Which is faster? ulong or double

janderson askme at me.com
Thu Sep 27 20:23:44 PDT 2007


Janice Caron wrote:
> I have this app I've written, and it needs to keep track of an integer
> quantity (time in microseconds, as it happens, but that's an
> unimportant detail). The point is, there are circumstances where the
> numbers involved get bigger than uint.max.
> 
> So the question is, given that I'm using a 32-bit platform, should I
> switch to ulong, or to double?
> 
> ulong sounds the most logical, since the quantity will always be an
> integer, but (correct me if I'm wrong) ulongs are emulated in
> software, which is fine for add and subtract, but not so fine for
> divide; whereas doubles have direct hardware support, and so might
> actually end up being faster if there are lots of divides.
> 
> Am I talking nonsense? Is there a recommendation?

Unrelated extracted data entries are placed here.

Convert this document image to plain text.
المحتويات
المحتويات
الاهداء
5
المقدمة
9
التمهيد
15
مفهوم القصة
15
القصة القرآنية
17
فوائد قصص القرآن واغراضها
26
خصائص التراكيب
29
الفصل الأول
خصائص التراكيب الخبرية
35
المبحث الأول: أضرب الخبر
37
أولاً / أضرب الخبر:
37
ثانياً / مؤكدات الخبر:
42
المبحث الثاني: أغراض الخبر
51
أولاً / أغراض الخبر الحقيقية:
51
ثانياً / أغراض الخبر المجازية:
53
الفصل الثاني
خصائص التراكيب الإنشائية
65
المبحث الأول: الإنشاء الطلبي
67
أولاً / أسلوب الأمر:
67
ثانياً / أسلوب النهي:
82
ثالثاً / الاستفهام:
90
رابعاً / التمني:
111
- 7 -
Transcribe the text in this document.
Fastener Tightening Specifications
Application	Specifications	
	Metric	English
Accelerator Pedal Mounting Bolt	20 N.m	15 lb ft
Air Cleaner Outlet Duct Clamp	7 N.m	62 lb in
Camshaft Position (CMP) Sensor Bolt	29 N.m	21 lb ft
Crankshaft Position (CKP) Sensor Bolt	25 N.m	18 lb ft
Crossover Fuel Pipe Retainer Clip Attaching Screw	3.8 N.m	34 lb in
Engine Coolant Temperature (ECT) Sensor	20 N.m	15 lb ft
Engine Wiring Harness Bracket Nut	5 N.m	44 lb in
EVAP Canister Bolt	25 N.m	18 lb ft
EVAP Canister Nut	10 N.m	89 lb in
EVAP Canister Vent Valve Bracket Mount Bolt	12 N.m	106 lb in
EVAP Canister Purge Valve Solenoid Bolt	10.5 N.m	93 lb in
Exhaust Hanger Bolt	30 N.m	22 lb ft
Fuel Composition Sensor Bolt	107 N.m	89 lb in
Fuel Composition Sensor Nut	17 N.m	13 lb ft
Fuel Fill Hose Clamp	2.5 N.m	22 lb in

The only way to tell is to benchmark it.  Also be aware that different 
CPUs will perform differently due to many factors like prediction and 
being able to run certain double and integer operations at the same 
time.  On some processors it may be faster to interleave doubles and 
uints.  Even then some processors can run more floating point operations 
  per cycle then uints (so the intervening may be like 4 doubles and 2 
uints per cycle).

If you have a fast GPU you can offload this sort of operation to the GPU 
which if you have enough of these values can be like 300 times faster 
then the CPU.

Then theres SIMD, SIMD2, SIMD3 (specifically SSE2) ect.. which can do a 
load of operations at once (ie 4 float divides at the same time) and 
have some 64bit support (doubles, 64 ints) its similar to the GPU but 
less operations.  These I would recommend this over GPU if you want your 
app to work on more systems.  See: 
http://www.hayestechnologies.com/en/techsimd.htm

64 bit machines + OS of course its pretty fast to do these operations in 
64bit.

You could try an app optimisation where anything larger then the 
boundary is stored on a separate list and processed separately (probably 
easy to do with templates).

However the best thing to do is to profile and find out where your 
bottleneck is and if its even worth the trouble applying these 
optimizations.  Algorithmic operations (in general) are much faster then 
branching and other operations which cause memory fetching.